Similarity overestimation
The CGR/USM representation of sequences offers fundamental advantages, related with its scale-independency, that make it particularly suitable to investigate the entropy distributions in nucleotide sequences [15]. That study in particular played a significant role in motivating the density kernel development reported here. It was then observed that using symmetric kernels in the Parzen window method, such as the Gaussian distribution function, to represent density of sequence patterns in iterative maps would be affected by some loss of resolution caused by overlap of memory lengths, e.g. different lengths of the sequence pattern being given the same weight because they were at the same Euclidean distance to an arbitrary position in the map. The artifactual loss of resolution can be graphically understood by noting that the projections of two sequence units can be very close to each other in the sequence map for two reasons, only one of them being directly proportional to sequence similarity described in Figure 1. The other, confounding, possibility is that place two units of distinct sequences are placed at close quarters in the sequence map because they happen to be at opposite ends of adjacent quadrants. This rare but unavoidable occurrence causes a bias in previously proposed distance metrics, including our own [3].

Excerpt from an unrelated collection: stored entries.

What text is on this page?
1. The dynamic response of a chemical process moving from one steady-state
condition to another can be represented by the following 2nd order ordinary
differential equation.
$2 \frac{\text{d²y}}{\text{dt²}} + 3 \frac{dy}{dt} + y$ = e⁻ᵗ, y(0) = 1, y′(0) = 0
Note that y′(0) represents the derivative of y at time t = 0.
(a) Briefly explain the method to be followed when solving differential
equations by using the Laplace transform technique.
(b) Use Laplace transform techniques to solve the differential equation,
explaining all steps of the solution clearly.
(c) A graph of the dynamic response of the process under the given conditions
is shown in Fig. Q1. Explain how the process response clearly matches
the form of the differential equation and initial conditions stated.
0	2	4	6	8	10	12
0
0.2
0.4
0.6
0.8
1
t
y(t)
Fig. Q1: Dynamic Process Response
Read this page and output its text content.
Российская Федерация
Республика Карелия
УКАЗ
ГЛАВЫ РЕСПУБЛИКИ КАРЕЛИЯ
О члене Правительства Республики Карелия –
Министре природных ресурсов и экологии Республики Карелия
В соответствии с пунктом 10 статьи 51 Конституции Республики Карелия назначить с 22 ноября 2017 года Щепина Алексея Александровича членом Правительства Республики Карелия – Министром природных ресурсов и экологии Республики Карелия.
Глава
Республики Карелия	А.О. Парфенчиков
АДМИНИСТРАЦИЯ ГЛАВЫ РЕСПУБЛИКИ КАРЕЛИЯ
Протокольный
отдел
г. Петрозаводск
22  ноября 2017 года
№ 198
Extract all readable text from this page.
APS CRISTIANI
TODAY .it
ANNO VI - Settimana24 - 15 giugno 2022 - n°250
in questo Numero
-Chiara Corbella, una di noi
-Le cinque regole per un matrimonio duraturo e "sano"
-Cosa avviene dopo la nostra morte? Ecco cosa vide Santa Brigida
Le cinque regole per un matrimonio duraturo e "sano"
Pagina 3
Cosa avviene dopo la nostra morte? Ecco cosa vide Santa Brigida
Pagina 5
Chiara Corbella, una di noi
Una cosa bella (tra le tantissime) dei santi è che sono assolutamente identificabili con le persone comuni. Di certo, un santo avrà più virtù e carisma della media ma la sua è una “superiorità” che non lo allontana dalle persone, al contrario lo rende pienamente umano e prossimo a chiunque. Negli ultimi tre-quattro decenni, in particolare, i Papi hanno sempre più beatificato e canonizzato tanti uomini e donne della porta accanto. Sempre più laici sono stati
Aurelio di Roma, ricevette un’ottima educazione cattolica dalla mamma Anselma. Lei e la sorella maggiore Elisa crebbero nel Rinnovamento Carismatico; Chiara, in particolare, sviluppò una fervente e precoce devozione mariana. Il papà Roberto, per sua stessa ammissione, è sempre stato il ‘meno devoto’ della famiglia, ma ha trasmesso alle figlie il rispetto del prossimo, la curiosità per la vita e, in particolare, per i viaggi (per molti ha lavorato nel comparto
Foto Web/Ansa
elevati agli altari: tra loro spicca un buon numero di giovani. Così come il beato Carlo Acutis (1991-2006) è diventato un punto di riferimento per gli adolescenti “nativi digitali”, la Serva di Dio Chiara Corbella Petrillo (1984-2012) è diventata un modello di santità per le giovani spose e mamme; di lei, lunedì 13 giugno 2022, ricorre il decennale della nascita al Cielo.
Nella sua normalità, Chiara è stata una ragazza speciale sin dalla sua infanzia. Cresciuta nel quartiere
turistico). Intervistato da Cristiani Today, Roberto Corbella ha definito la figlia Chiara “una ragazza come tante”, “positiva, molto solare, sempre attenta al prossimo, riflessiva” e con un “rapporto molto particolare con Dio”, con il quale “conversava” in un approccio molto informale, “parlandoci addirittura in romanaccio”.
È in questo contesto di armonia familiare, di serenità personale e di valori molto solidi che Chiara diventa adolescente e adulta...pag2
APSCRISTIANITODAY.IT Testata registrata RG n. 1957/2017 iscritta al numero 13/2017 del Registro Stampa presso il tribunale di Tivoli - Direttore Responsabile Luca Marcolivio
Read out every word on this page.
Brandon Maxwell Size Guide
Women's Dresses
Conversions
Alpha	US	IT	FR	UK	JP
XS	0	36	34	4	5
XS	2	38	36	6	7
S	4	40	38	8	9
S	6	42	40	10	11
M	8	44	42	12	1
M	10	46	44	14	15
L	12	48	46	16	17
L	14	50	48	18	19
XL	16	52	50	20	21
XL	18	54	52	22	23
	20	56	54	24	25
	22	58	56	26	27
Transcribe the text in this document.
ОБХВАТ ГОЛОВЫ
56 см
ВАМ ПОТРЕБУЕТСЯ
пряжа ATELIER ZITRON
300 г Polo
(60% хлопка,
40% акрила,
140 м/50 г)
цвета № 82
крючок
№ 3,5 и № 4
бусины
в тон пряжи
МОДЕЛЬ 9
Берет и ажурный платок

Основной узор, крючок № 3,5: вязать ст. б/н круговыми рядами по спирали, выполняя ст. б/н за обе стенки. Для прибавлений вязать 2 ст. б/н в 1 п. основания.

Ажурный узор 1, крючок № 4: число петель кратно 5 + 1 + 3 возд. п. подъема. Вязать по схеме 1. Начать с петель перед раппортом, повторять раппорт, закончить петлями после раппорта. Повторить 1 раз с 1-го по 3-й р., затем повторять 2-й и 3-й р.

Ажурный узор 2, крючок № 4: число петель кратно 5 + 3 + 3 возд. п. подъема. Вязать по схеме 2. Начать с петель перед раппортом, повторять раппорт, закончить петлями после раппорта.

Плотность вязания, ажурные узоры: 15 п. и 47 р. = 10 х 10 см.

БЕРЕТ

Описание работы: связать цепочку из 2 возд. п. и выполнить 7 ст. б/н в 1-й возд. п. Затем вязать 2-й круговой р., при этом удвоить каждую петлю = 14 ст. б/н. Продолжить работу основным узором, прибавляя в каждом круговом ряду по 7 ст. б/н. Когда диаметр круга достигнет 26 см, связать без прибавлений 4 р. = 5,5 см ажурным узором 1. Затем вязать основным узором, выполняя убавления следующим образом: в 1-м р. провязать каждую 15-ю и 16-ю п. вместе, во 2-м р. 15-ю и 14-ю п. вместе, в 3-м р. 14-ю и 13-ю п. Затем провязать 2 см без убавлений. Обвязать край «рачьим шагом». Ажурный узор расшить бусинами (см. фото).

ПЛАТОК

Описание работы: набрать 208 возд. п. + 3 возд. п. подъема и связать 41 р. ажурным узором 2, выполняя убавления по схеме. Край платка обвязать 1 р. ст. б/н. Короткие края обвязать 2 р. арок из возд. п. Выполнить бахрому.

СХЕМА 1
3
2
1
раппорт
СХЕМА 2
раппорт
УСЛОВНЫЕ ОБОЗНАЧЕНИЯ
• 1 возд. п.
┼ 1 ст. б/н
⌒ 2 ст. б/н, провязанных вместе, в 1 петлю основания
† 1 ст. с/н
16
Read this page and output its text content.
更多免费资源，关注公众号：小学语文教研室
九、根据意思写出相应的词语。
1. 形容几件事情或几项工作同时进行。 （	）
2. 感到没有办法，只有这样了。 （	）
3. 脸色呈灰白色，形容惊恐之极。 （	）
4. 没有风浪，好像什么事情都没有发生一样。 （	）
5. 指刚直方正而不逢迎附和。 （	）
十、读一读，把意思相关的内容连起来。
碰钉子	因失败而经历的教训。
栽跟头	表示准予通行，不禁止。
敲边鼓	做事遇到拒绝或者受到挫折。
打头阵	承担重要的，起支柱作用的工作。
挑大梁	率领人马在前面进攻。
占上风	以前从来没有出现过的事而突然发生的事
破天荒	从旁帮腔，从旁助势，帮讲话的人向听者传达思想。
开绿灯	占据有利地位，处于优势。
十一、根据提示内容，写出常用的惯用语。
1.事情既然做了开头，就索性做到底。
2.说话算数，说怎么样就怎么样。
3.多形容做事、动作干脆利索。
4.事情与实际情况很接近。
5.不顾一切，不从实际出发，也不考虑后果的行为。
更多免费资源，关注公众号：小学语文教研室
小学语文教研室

Figure 1  Illustration of the unidirectional USM procedure for the sequence, "ACTGCCC". For a nucleotide sequence, it consists of two iterative CGR operations in each direction, forward and reverse. The circled symbol indicates the first position iterated – see text for discussion on determination of seeding position. Each subsequent position is calculated moving half the distance to the edge with the corresponding unit. As shown in [3] the density of points in the unitary square is a generalization of Markov transition matrices. The distribution bias caused by the edge effects can be addressed in two different routes. On the one hand it can be modeled and discounted in the final results, as we have done in previous work [14]. Specifically, see Figure 3 of that report for a representation of the (biased) null distribution obtained for different sized alphabets. The alternative solution, which we have also pursued [6] is to identify a Boolean implementation of Universal Sequence Maps, designated as bUSM, which removes the source of distance overestimation at each of the of the scales accommodated by the numerical resolution of the computing environment being used. That report also offers a detailed algebraic description of the causes for the similarity over-estimation for metrics based maximum distances at any dimension (derived from equation 6 in [3]). Neither of those two solutions described, however, helps representing the density distribution of individual sequences such that the sequences themselves can be compared without having to return to the pair-wise distances between their units. The fundamental attraction of such a solution, which we only partially succeeded in [15] using Gaussian Parzen kernels, would be that it captures the fundamental characteristics of the sequence, such as its information content.